Wichtiger Hinweis:
Diese Website wird in älteren Versionen von Netscape ohne graphische Elemente dargestellt. Die Funktionalität der Website ist aber trotzdem gewährleistet. Wenn Sie diese Website regelmässig benutzen, empfehlen wir Ihnen, auf Ihrem Computer einen aktuellen Browser zu installieren.
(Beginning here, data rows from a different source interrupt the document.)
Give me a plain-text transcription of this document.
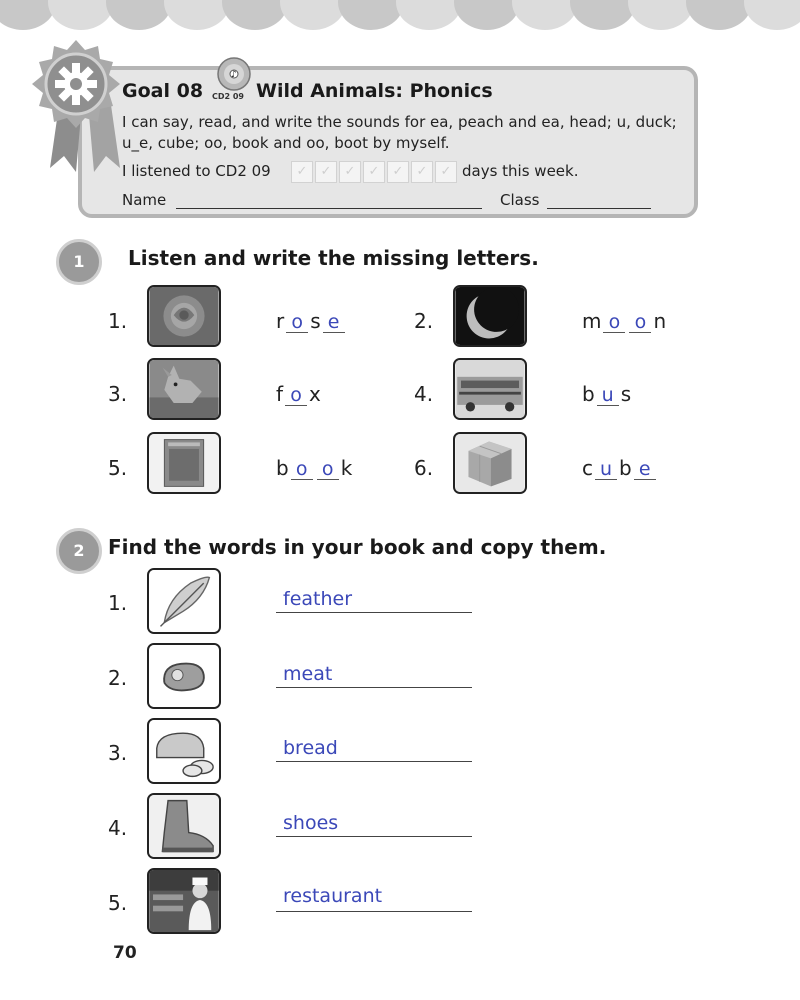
Goal 08
♪
CD2 09 Wild Animals: Phonics
I can say, read, and write the sounds for ea, peach and ea, head; u, duck; u_e, cube; oo, book and oo, boot by myself.
I listened to CD2 09	✓	✓	✓	✓	✓	✓	✓ days this week.
Name	Class
1	Listen and write the missing letters.
1.	r o s e	2.	m o o n
3.	f o x	4.	b u s
5.	b o o k	6.	c u b e
2	Find the words in your book and copy them.
1.	feather
2.	meat
3.	bread
4.	shoes
5.	restaurant
70
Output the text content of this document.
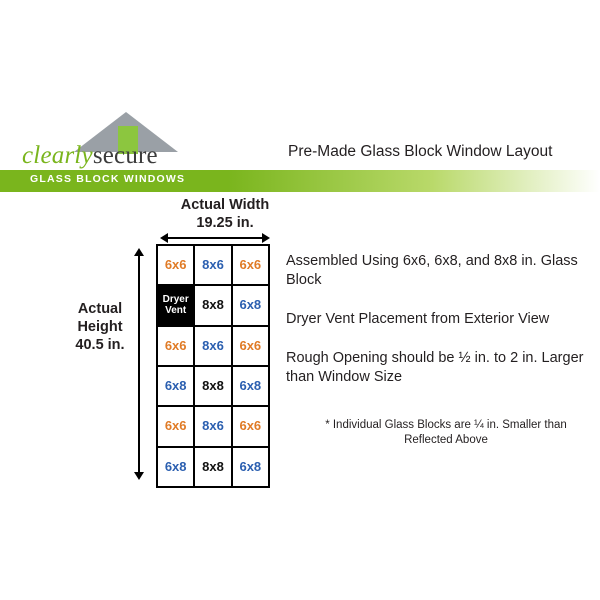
clearlysecure
GLASS BLOCK WINDOWS
Pre-Made Glass Block Window Layout
Actual Width
19.25 in.
Actual
Height
40.5 in.
6x6 8x6 6x6
Dryer
Vent 8x8 6x8
6x6 8x6 6x6
6x8 8x8 6x8
6x6 8x6 6x6
6x8 8x8 6x8
Assembled Using 6x6, 6x8, and 8x8 in. Glass Block
Dryer Vent Placement from Exterior View
Rough Opening should be ½ in. to 2 in. Larger than Window Size
* Individual Glass Blocks are ¼ in. Smaller than Reflected Above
Zurück zur Einstiegsseite Drucken
Grössere Schrift
 
 
Bundesgericht 
Tribunal fédéral 
Tribunale federale 
Tribunal federal 
 
 
 
 
5A_818/2016  
   
   
 
 
 
Urteil vom 4. April 2017  
 
II. zivilrechtliche Abteilung  
 
Besetzung 
Bundesrichter von Werdt, Präsident, 
Bundesrichter Marazzi, Herrmann, 
Gerichtsschreiber Zbinden. 
 
Verfahrensbeteiligte 
A.________, 
vertreten durch Rechtsanwalt Christian Schroff, 
Beschwerdeführerin, 
 
gegen  
 
1. Bezirksgericht Weinfelden, 
2. B.________, 
vertreten durch Rechtsanwältin Elsbeth Aepli, 
3. Obergericht des Kantons Thurgau, 
Beschwerdegegner. 
 
Gegenstand 
unentgeltliche Rechtspflege, Kostenverteilung (Eheschutz), 
 
Beschwerde gegen den Entscheid des Obergerichts des Kantons Thurgau vom 7. September 2016. 
 
 
Sachverhalt:  
 
A.   
A.________ (1970) und B.________ (1969) heirateten im August 2004. Sie sind die Eltern der Tochter C.________ (2006). A.________ ist ausserdem die Mutter des D.________ (1999). Die Eltern hoben den gemeinsamen Haushalt auf. Mit Entscheid vom 21./22. Juli 2016 regelte das Bezirksgericht Weinfelden das Getrenntleben. Gleichzeitig wies es die Gesuche der Parteien um unentgeltliche Rechtspflege und Verbeiständung mangels Bedürftigkeit ab. 
 
B.   
Mit Urteil vom 7. September 2016 wies das Obergericht des Kantons Thurgau die vom Vater gegen das Urteil des Bezirksgerichts Weinfelden erhobene Berufung in der Hauptsache vollumfänglich ab. Im gleichen Entscheid wies es die von A.________ gegen die Abweisung des Gesuchs um unentgeltliche Rechtspflege gerichtete Beschwerde ebenso wie das Gesuch um unentgeltliche Rechtspflege für das oberinstanzliche Verfahren mangels Bedürftigkeit ab. Gerichtskosten wurden A.________ keine auferlegt, hingegen wurde sie verpflichtet, B.________ mit Fr. 500.-- für das Beschwerdeverfahren zu entschädigen. 
 
C.   
Mit als Beschwerde bezeichneter Eingabe vom 31. Oktober 2016 wendet sich A.________ (Beschwerdeführerin) an das Bundesgericht, dem es beantragt, ihr sowohl für das erst- als auch das oberinstanzliche Verfahren die unentgeltliche Rechtspflege und Verbeiständung zu gewähren. Eventualiter sei B.________ (Beschwerdegegner) zur Übernahme der gesamten Prozesskosten zu verpflichten. Subeventuell seien die Prozesskosten bei der Hauptsache zu belassen, mit Ausnahme der Kosten im Rechtsmittelverfahren vor Vorinstanz, die von der Staatskasse zu tragen seien. Im übrigen sei die Sache zur Neubeurteilung und Verteilung der Verfahrenskosten im kantonalen Verfahren an die Vorinstanz zurückzuweisen. Schliesslich beantragt die Beschwerdeführerin die unentgeltliche Rechtspflege und Verbeiständung für das Verfahren vor Bundesgericht. 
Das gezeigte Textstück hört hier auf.